The midterm elections are shaping up to be a historical opportunity to increase female representation in a historically male-dominated Congress.
The male-to-female ratio in the House and Senate could reach "an unprecedented 1:5" when new members are sworn in, according to an analysis by the Center for American Women in Politics, reported by TIME.
There are currently 79 women in the House and 20 women in the Senate, comprising 18.9% of total members. Fifteen women are running for the Senate across the country (most are challenging incumbent senators: 16 of the 20 female senators in the Senate aren't up for re-election this year), and 161 women are running for House seats. Depending on how many female candidates emerge victorious on Election Day, women could account for over 20% of members of Congress for the first time.
This increase is part of a larger trend of increased female representation that goes beyond Congress. State legislatures across the country have increased female membership over the past 40 years:
And the percentage of women in Congress has increased, as well:
Reason for the increase: As a Gallup poll from July demonstrates, Americans are ready for more women to take the reins. The poll revealed that 63% of Americans believe the country would be governed more effectively with more women in positions of power:
Studies have shown women politicians may be better suited to establishing a bipartisan agenda than their male counterparts. Researchers from the University of Virginia recently examined every House bill between 1973 and 2008 and found that female members of the minority party in the House were better at crossing party lines to find common ground on legislation. Women's effectiveness trumped that of male politicians by as much as 33%.

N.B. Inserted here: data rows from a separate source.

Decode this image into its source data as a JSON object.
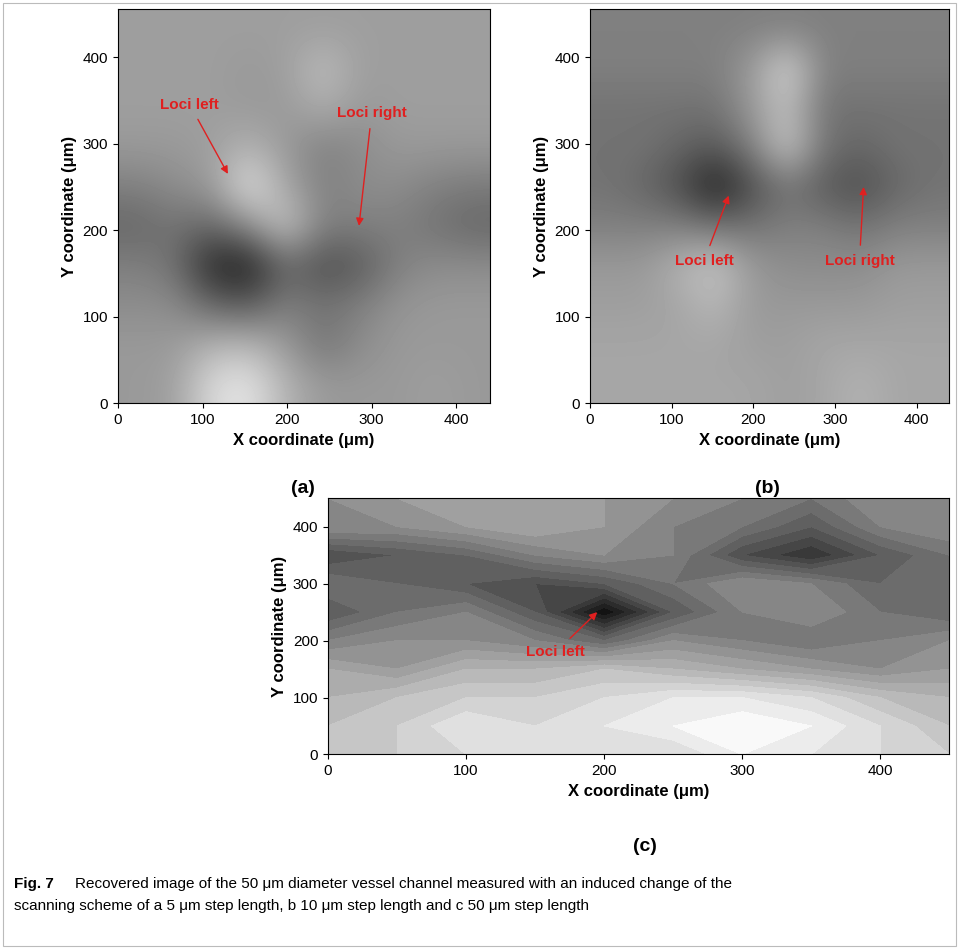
{
  "chart_data": [
    {
      "type": "heatmap",
      "label": "(a)",
      "xlabel": "X coordinate (μm)",
      "ylabel": "Y coordinate (μm)",
      "xlim": [
        0,
        440
      ],
      "ylim": [
        0,
        455
      ],
      "xticks": [
        0,
        100,
        200,
        300,
        400
      ],
      "yticks": [
        0,
        100,
        200,
        300,
        400
      ],
      "value_range": [
        0,
        1
      ],
      "cells": [
        [
          0.6,
          0.62,
          0.85,
          0.9,
          0.7,
          0.6,
          0.6,
          0.6,
          0.62,
          0.6
        ],
        [
          0.6,
          0.6,
          0.7,
          0.72,
          0.6,
          0.45,
          0.55,
          0.6,
          0.6,
          0.6
        ],
        [
          0.55,
          0.55,
          0.4,
          0.35,
          0.5,
          0.45,
          0.5,
          0.58,
          0.6,
          0.6
        ],
        [
          0.5,
          0.45,
          0.15,
          0.1,
          0.4,
          0.3,
          0.35,
          0.5,
          0.55,
          0.55
        ],
        [
          0.4,
          0.45,
          0.4,
          0.55,
          0.8,
          0.5,
          0.5,
          0.5,
          0.45,
          0.4
        ],
        [
          0.5,
          0.55,
          0.6,
          0.9,
          0.65,
          0.5,
          0.55,
          0.55,
          0.5,
          0.48
        ],
        [
          0.6,
          0.6,
          0.62,
          0.7,
          0.6,
          0.5,
          0.55,
          0.6,
          0.6,
          0.6
        ],
        [
          0.62,
          0.62,
          0.62,
          0.6,
          0.6,
          0.68,
          0.6,
          0.62,
          0.62,
          0.62
        ],
        [
          0.62,
          0.62,
          0.62,
          0.6,
          0.62,
          0.75,
          0.62,
          0.62,
          0.62,
          0.62
        ],
        [
          0.62,
          0.62,
          0.62,
          0.62,
          0.62,
          0.62,
          0.62,
          0.62,
          0.62,
          0.62
        ]
      ],
      "annotations": [
        {
          "text": "Loci left",
          "point": [
            130,
            265
          ],
          "text_at": [
            85,
            345
          ]
        },
        {
          "text": "Loci right",
          "point": [
            285,
            205
          ],
          "text_at": [
            300,
            335
          ]
        }
      ]
    },
    {
      "type": "heatmap",
      "label": "(b)",
      "xlabel": "X coordinate (μm)",
      "ylabel": "Y coordinate (μm)",
      "xlim": [
        0,
        440
      ],
      "ylim": [
        0,
        455
      ],
      "xticks": [
        0,
        100,
        200,
        300,
        400
      ],
      "yticks": [
        0,
        100,
        200,
        300,
        400
      ],
      "value_range": [
        0,
        1
      ],
      "cells": [
        [
          0.65,
          0.65,
          0.65,
          0.65,
          0.65,
          0.62,
          0.65,
          0.7,
          0.65,
          0.65
        ],
        [
          0.65,
          0.65,
          0.65,
          0.65,
          0.62,
          0.62,
          0.65,
          0.65,
          0.65,
          0.65
        ],
        [
          0.62,
          0.62,
          0.65,
          0.72,
          0.6,
          0.6,
          0.6,
          0.6,
          0.62,
          0.62
        ],
        [
          0.6,
          0.6,
          0.7,
          0.78,
          0.6,
          0.55,
          0.55,
          0.55,
          0.6,
          0.6
        ],
        [
          0.5,
          0.5,
          0.5,
          0.45,
          0.45,
          0.5,
          0.5,
          0.45,
          0.5,
          0.5
        ],
        [
          0.45,
          0.4,
          0.3,
          0.1,
          0.3,
          0.45,
          0.35,
          0.3,
          0.4,
          0.45
        ],
        [
          0.45,
          0.45,
          0.4,
          0.35,
          0.5,
          0.8,
          0.45,
          0.4,
          0.45,
          0.45
        ],
        [
          0.45,
          0.45,
          0.45,
          0.45,
          0.6,
          0.75,
          0.45,
          0.45,
          0.45,
          0.45
        ],
        [
          0.5,
          0.5,
          0.5,
          0.5,
          0.6,
          0.85,
          0.5,
          0.5,
          0.5,
          0.5
        ],
        [
          0.5,
          0.5,
          0.5,
          0.5,
          0.5,
          0.5,
          0.5,
          0.5,
          0.5,
          0.5
        ]
      ],
      "annotations": [
        {
          "text": "Loci left",
          "point": [
            170,
            240
          ],
          "text_at": [
            140,
            165
          ]
        },
        {
          "text": "Loci right",
          "point": [
            335,
            250
          ],
          "text_at": [
            330,
            165
          ]
        }
      ]
    },
    {
      "type": "contour",
      "label": "(c)",
      "xlabel": "X coordinate (μm)",
      "ylabel": "Y coordinate (μm)",
      "xlim": [
        0,
        450
      ],
      "ylim": [
        0,
        450
      ],
      "xticks": [
        0,
        100,
        200,
        300,
        400
      ],
      "yticks": [
        0,
        100,
        200,
        300,
        400
      ],
      "value_range": [
        0,
        1
      ],
      "x": [
        0,
        50,
        100,
        150,
        200,
        250,
        300,
        350,
        400,
        450
      ],
      "y": [
        0,
        50,
        100,
        150,
        200,
        250,
        300,
        350,
        400,
        450
      ],
      "cells": [
        [
          0.8,
          0.8,
          0.85,
          0.9,
          0.9,
          0.85,
          0.95,
          0.9,
          0.85,
          0.8
        ],
        [
          0.75,
          0.8,
          0.9,
          0.85,
          0.9,
          0.95,
          1.0,
          0.95,
          0.85,
          0.75
        ],
        [
          0.7,
          0.75,
          0.8,
          0.8,
          0.85,
          0.9,
          0.9,
          0.85,
          0.75,
          0.7
        ],
        [
          0.65,
          0.6,
          0.7,
          0.7,
          0.75,
          0.7,
          0.65,
          0.6,
          0.55,
          0.6
        ],
        [
          0.5,
          0.55,
          0.55,
          0.5,
          0.4,
          0.55,
          0.5,
          0.45,
          0.5,
          0.55
        ],
        [
          0.35,
          0.45,
          0.5,
          0.35,
          0.05,
          0.35,
          0.5,
          0.55,
          0.45,
          0.4
        ],
        [
          0.45,
          0.4,
          0.35,
          0.3,
          0.35,
          0.45,
          0.55,
          0.5,
          0.4,
          0.45
        ],
        [
          0.3,
          0.35,
          0.4,
          0.5,
          0.55,
          0.5,
          0.3,
          0.2,
          0.35,
          0.45
        ],
        [
          0.55,
          0.55,
          0.6,
          0.65,
          0.6,
          0.5,
          0.45,
          0.35,
          0.5,
          0.55
        ],
        [
          0.55,
          0.6,
          0.65,
          0.65,
          0.6,
          0.55,
          0.5,
          0.45,
          0.55,
          0.55
        ]
      ],
      "annotations": [
        {
          "text": "Loci left",
          "point": [
            195,
            250
          ],
          "text_at": [
            165,
            180
          ]
        }
      ]
    }
  ],
  "caption": {
    "label": "Fig. 7",
    "lines": [
      "Recovered image of the 50 μm diameter vessel channel measured with an induced change of the",
      "scanning scheme of a 5 μm step length, b 10 μm step length and c 50 μm step length"
    ]
  }
}
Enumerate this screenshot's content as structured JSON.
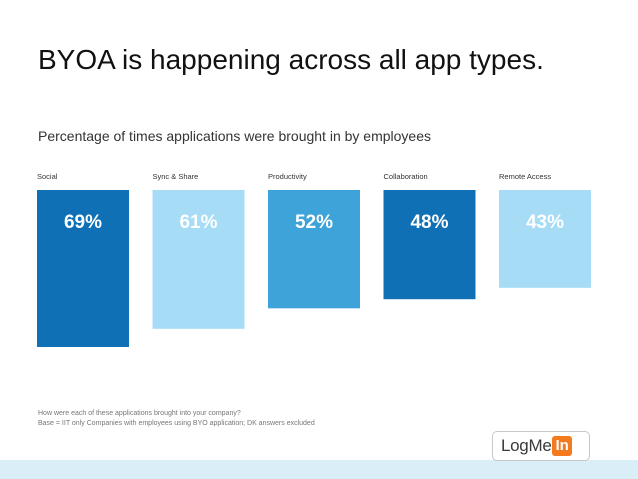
{
  "slide": {
    "title": "BYOA is happening across all app types."
  },
  "chart_data": {
    "type": "bar",
    "title": "Percentage of times applications were brought in by employees",
    "categories": [
      "Social",
      "Sync & Share",
      "Productivity",
      "Collaboration",
      "Remote Access"
    ],
    "values": [
      69,
      61,
      52,
      48,
      43
    ],
    "value_labels": [
      "69%",
      "61%",
      "52%",
      "48%",
      "43%"
    ],
    "colors": [
      "#1070b6",
      "#a6dcf5",
      "#3da3d8",
      "#1070b6",
      "#a6dcf5"
    ],
    "ylim": [
      0,
      69
    ],
    "grid": false,
    "xlabel": "",
    "ylabel": ""
  },
  "footnote": {
    "line1": "How were each of these applications brought into your company?",
    "line2": "Base = IIT only Companies with employees using BYO application; DK answers excluded"
  },
  "logo": {
    "text": "LogMe",
    "badge": "In"
  }
}
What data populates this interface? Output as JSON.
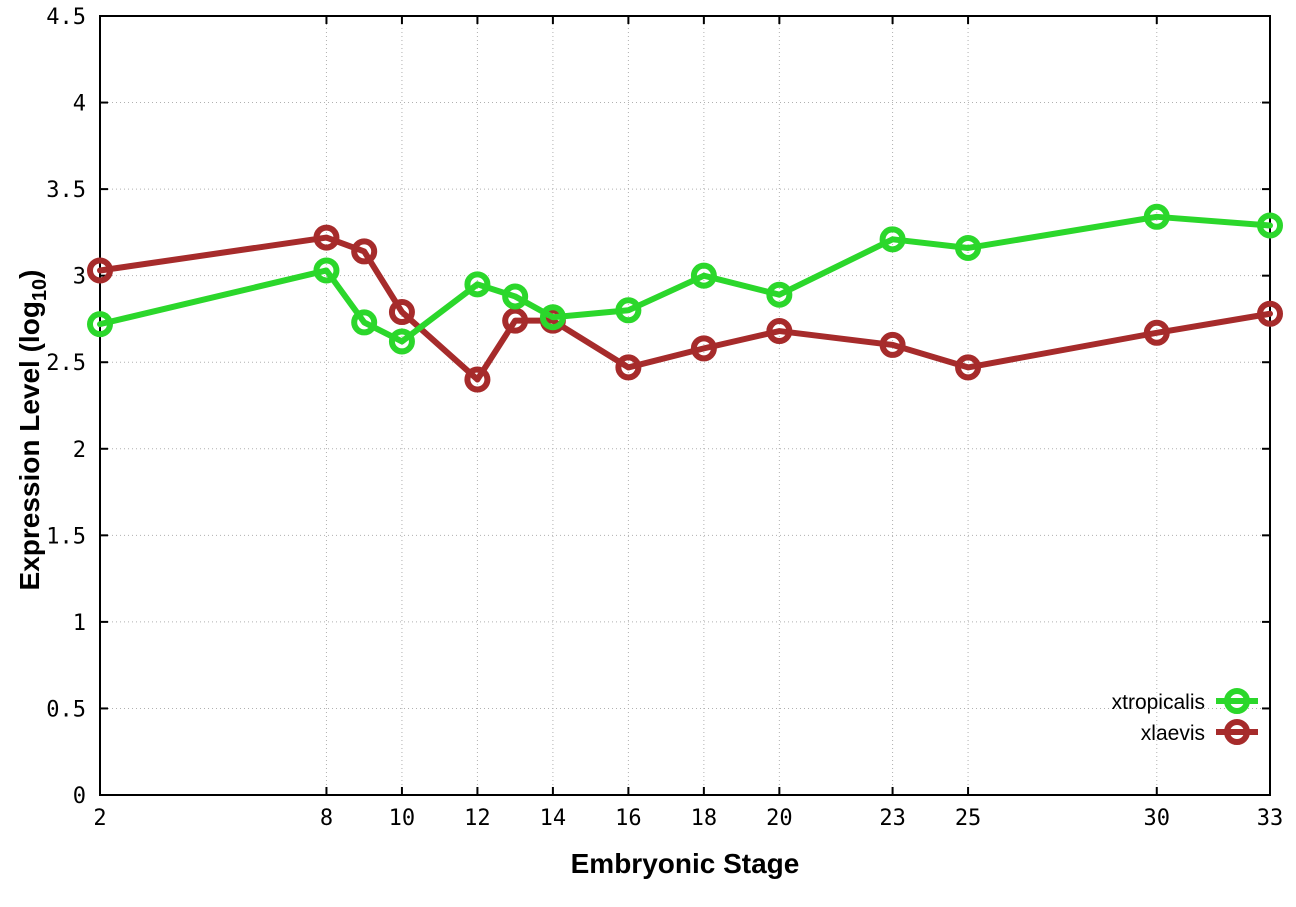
{
  "chart_data": {
    "type": "line",
    "title": "",
    "xlabel": "Embryonic Stage",
    "ylabel": "Expression Level (log10)",
    "ylabel_parts": {
      "prefix": "Expression Level (log",
      "sub": "10",
      "suffix": ")"
    },
    "x": [
      2,
      8,
      9,
      10,
      12,
      13,
      14,
      16,
      18,
      20,
      23,
      25,
      30,
      33
    ],
    "series": [
      {
        "name": "xtropicalis",
        "color": "#2bd72b",
        "values": [
          2.72,
          3.03,
          2.73,
          2.62,
          2.95,
          2.88,
          2.76,
          2.8,
          3.0,
          2.89,
          3.21,
          3.16,
          3.34,
          3.29
        ]
      },
      {
        "name": "xlaevis",
        "color": "#a62b2b",
        "values": [
          3.03,
          3.22,
          3.14,
          2.79,
          2.4,
          2.74,
          2.74,
          2.47,
          2.58,
          2.68,
          2.6,
          2.47,
          2.67,
          2.78
        ]
      }
    ],
    "xlim": [
      2,
      33
    ],
    "ylim": [
      0,
      4.5
    ],
    "xticks": [
      2,
      8,
      10,
      12,
      14,
      16,
      18,
      20,
      23,
      25,
      30,
      33
    ],
    "yticks": [
      0,
      0.5,
      1,
      1.5,
      2,
      2.5,
      3,
      3.5,
      4,
      4.5
    ],
    "ytick_labels": [
      "0",
      "0.5",
      "1",
      "1.5",
      "2",
      "2.5",
      "3",
      "3.5",
      "4",
      "4.5"
    ],
    "grid": true,
    "legend_position": "inside-bottom-right",
    "colors": {
      "grid": "#b0b0b0",
      "border": "#000000",
      "tick_label": "#000000",
      "background": "#ffffff"
    },
    "marker": "open-circle"
  }
}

Considering partisan gridlock is worse than ever, this is even more of a reason to celebrate women's increased presence. But the upward trend doesn't mean that the battle for equality is over.
Roadblocks ahead: One troubling obstacle has to do with Senate committee chairs. Committee chairs are powerful positions and wield a lot of influence in setting the national agenda. They can open investigations, call hearings and shape legislation before it reaches the full Senate. If the GOP takes control and installs new committee heads, it's likely that just 1 of the 16 standing committees in the Senate would be led by women, according to the National Journal.
That's a huge drop. Under the Democrats, one-third of all committee chairmanships in the Senate are held by women.
Obstacles to more equal treatment extend beyond numerical representation. A Republican-controlled Senate could lead to serious setbacks on policy issues that are traditionally labeled "women's issues" but are actually important to everyone. Issues such as minimum wage, paid family leave and affordable child care won't get the same attention from Republicans as they have from Democrats. Just last month Republicans blocked equal pay for women — for the fourth time.
But here's to a historical midterm election and to continuing the upward trend of electing women to Congress. Just keep in mind that marking one historical milestone doesn't mean the hard work of ensuring gender equality is over. It's just beginning — 20% is still not representative of the American population, which is 51% female.
But we're moving in the right direction. Women have made it this far, and we're not going to let setbacks stop us now.